Cannes winner Lapid defends taking government help

Israeli filmmaker Nadav Lapid, who won a Jury Prize over the weekend for his film Ahed’s Knee, said that he is committed to saying what he truly believes, no matter how critical.

NADAV LAPID (photo credit: ERIC GAILLARD/REUTERS)
NADAV LAPID
(photo credit: ERIC GAILLARD/REUTERS)
Israeli filmmaker Nadav Lapid, who won a Jury Prize at the Cannes Film Festival over the weekend for his film Ahed’s Knee, doesn’t think it’s hypocritical to accept government funding for a movie portraying the government as censoring art. 
 
“Art must be free, when I get funding from Israel I am filled with responsibility toward the government that has funded and supported me and I have to say what I truly believe,” he said. “Self-censorship is the most dangerous thing.”
 
Lapid spoke at a press conference on Sunday afternoon just after he returned from the festival.
 
The movie, which is about a tormented filmmaker, Yud (Avshalom Pollak), who is coping with the fact that his mother is dying while he is brought to speak at an event in the Arava, shared the Jury Prize, in a rare tie, with Apichatpong Weerasethakul’s Memoria.
 
In Ahed’s Knee, the director character is making a film about Ahed Tamimi, the Palestinian teenager who was jailed for striking a soldier, and holds auditions for her part, as well as for someone to play former transportation minister Betzalel Smotrich, who tweeted that, “In my opinion, she deserved a bullet, at the very least to the kneecap.”
 
The movie also references – although not by name – a culture minister, clearly based on former culture minister Miri Regev, who often antagonized the arts community in Israel. 
 
Asked why he made such clear references to real political figures in the movie, Lapid said, “I wanted to take reality and introduce it into the movie... But it’s not the real person, Ahed Tamimi in the movie; she is a symbol of something in Yud’s world.

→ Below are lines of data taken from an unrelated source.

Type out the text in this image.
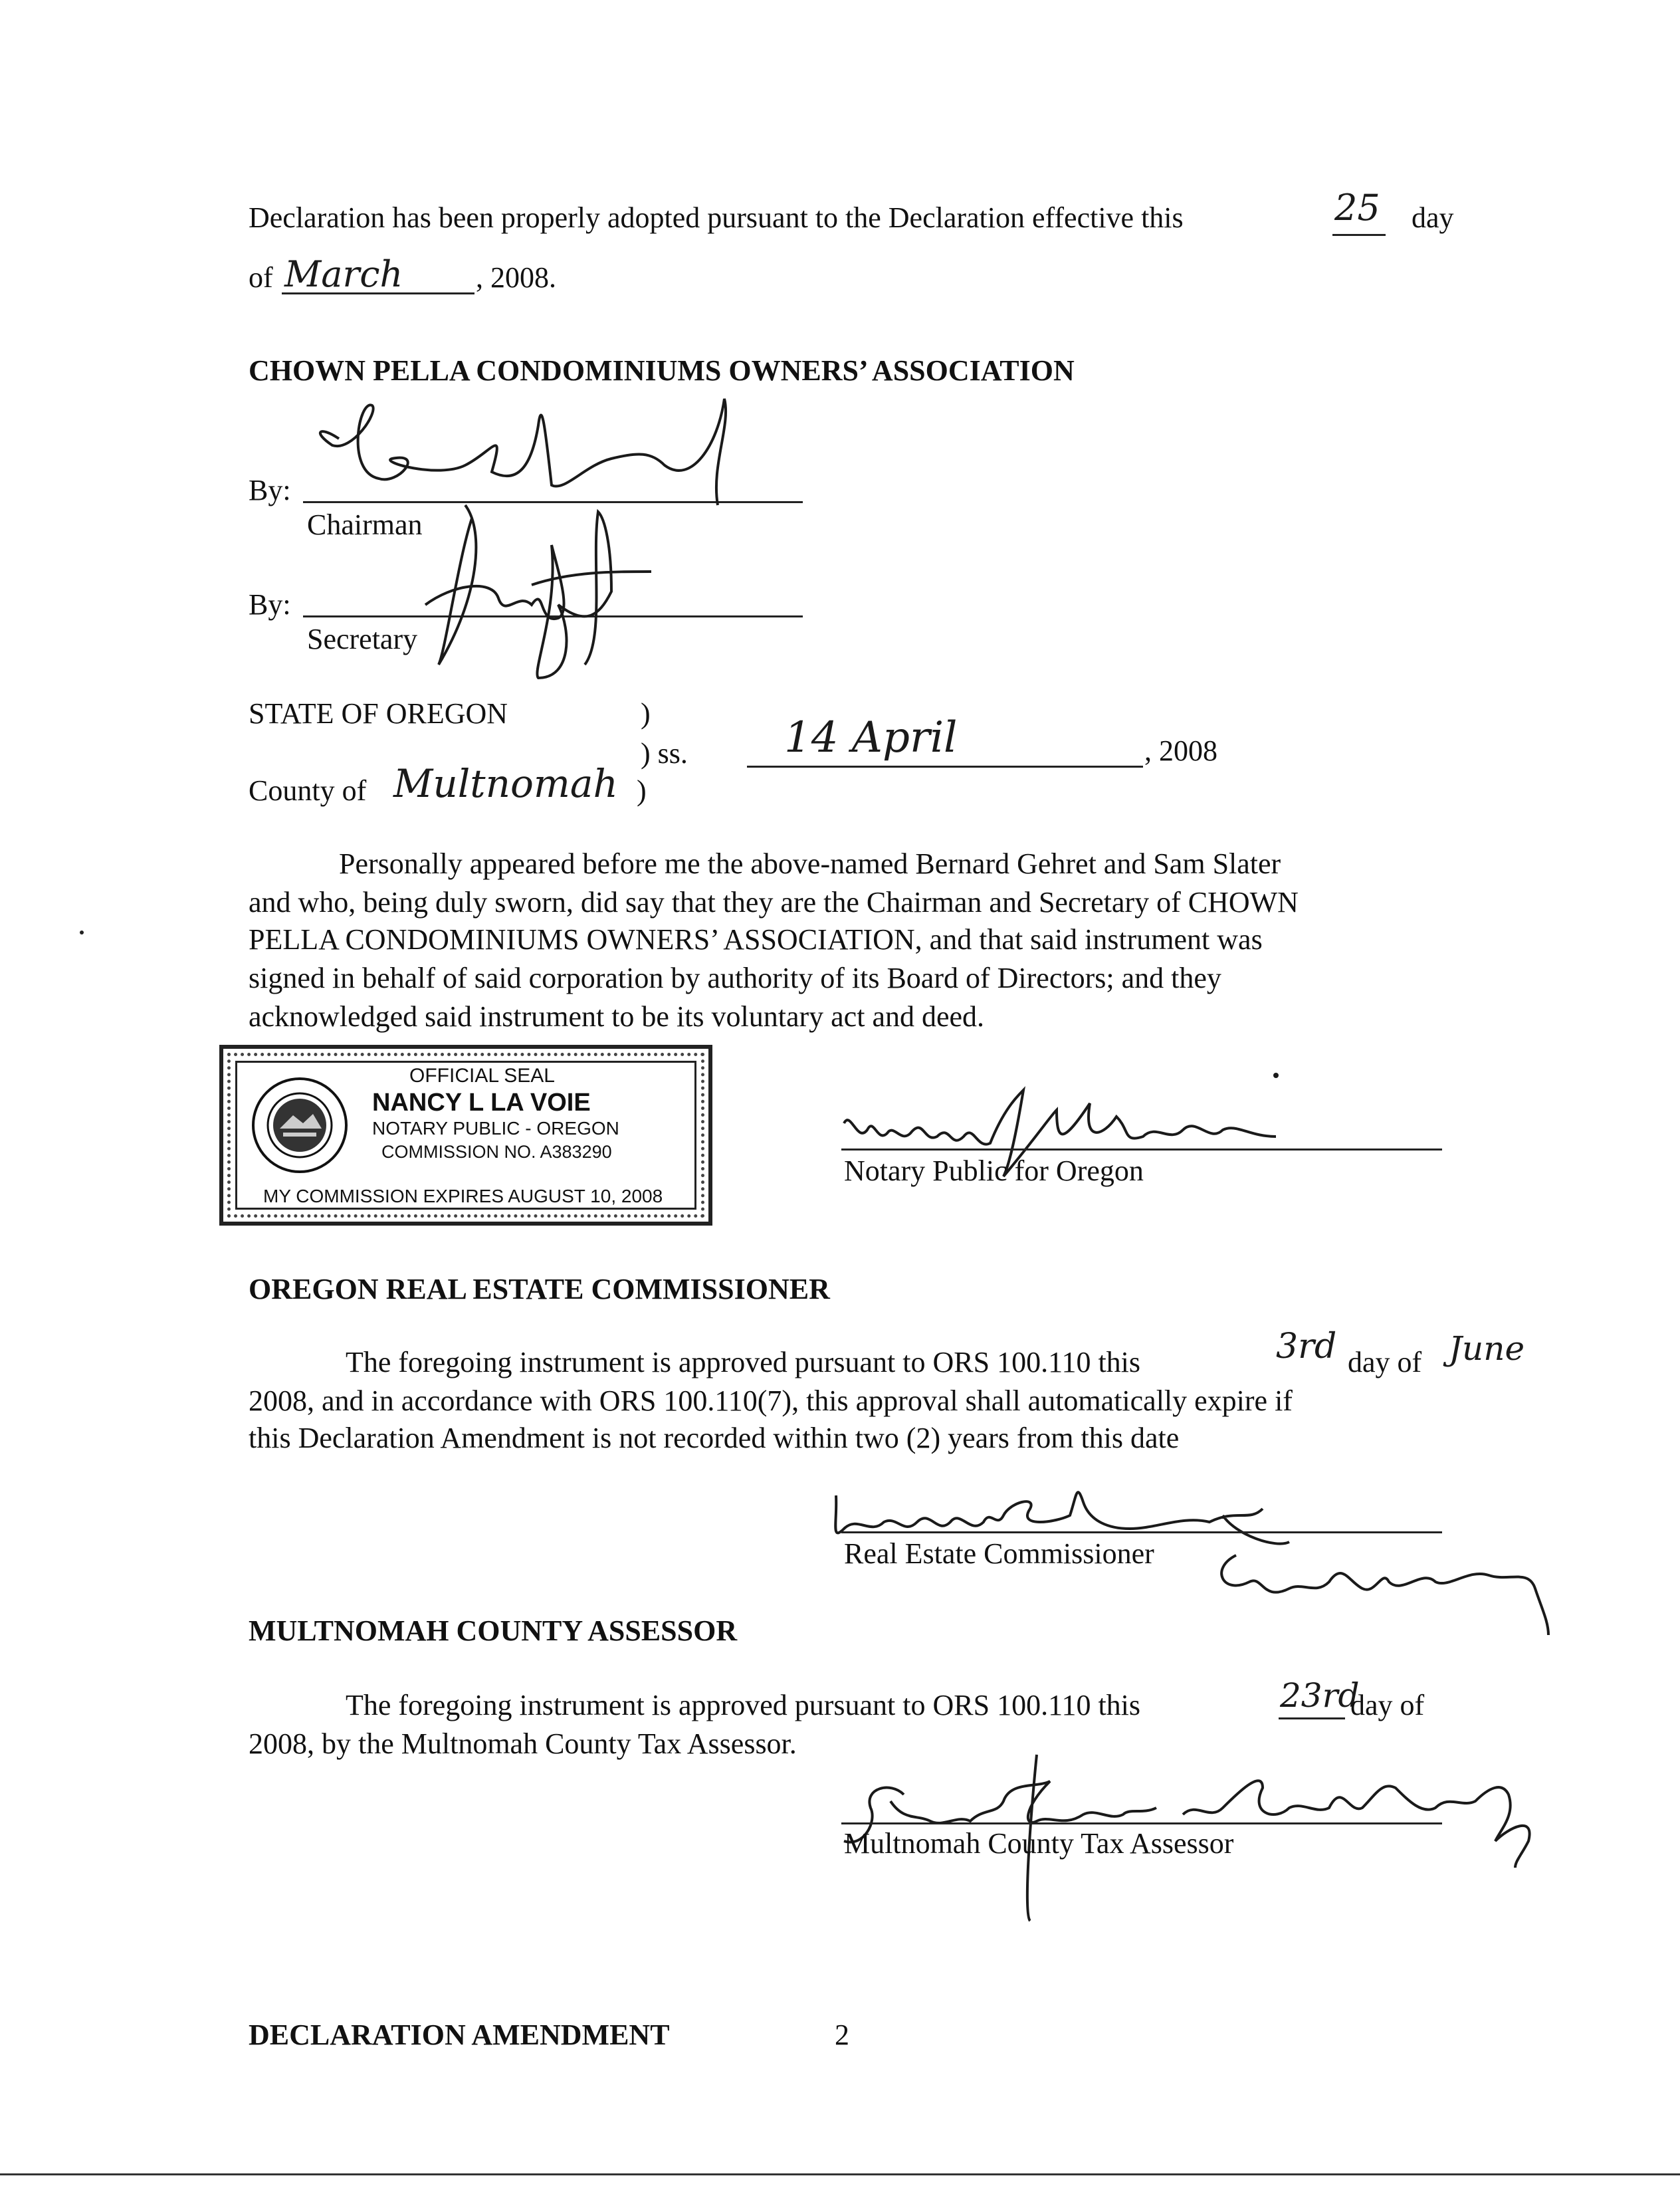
Declaration has been properly adopted pursuant to the Declaration effective this	25 day
of March , 2008.
CHOWN PELLA CONDOMINIUMS OWNERS’ ASSOCIATION
By:
Chairman
By:
Secretary
STATE OF OREGON	)
) ss. 14 April	, 2008
County of Multnomah )
Personally appeared before me the above-named Bernard Gehret and Sam Slater
and who, being duly sworn, did say that they are the Chairman and Secretary of CHOWN
PELLA CONDOMINIUMS OWNERS’ ASSOCIATION, and that said instrument was
signed in behalf of said corporation by authority of its Board of Directors; and they
acknowledged said instrument to be its voluntary act and deed.
OFFICIAL SEAL
NANCY L LA VOIE
NOTARY PUBLIC - OREGON
COMMISSION NO. A383290
MY COMMISSION EXPIRES AUGUST 10, 2008
Notary Public for Oregon
OREGON REAL ESTATE COMMISSIONER
The foregoing instrument is approved pursuant to ORS 100.110 this	3rd day of June
2008, and in accordance with ORS 100.110(7), this approval shall automatically expire if
this Declaration Amendment is not recorded within two (2) years from this date
Real Estate Commissioner
MULTNOMAH COUNTY ASSESSOR
The foregoing instrument is approved pursuant to ORS 100.110 this	23rd
day of
2008, by the Multnomah County Tax Assessor.
Multnomah County Tax Assessor
DECLARATION AMENDMENT	2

The movie doesn’t talk about the real, concrete Ahed Tamimi.”
 
Asked what he hoped Smotrich would get out of the movie, he said, “I don’t really want to talk about Smotrich.”
 
“It was a topic of conversation at the festival; it was an atomic bomb, a slap in the face, in a good way... With the unprecedented two years of films – 24 films battling each other for all the prizes – would the bomb effect hold on till the end of the festival opposite all these great artists and their films? We are all so happy that it did, that it won this super-important prize.”
 
He was joined at the press conference by the film’s stars, Avshalom Pollak and Nur Fibak, who accompanied the film to Cannes.
Talking about his sadness that his mother, film editor Era Lapid, who worked on his earlier movies and who passed away three years ago, did not see the movie, he noted that the filming was filled with “sorrow and grief.” 
 
“She would tell me all the kinds of things that I didn’t imagine and didn’t expect,” he said. “I hope she would have liked it.”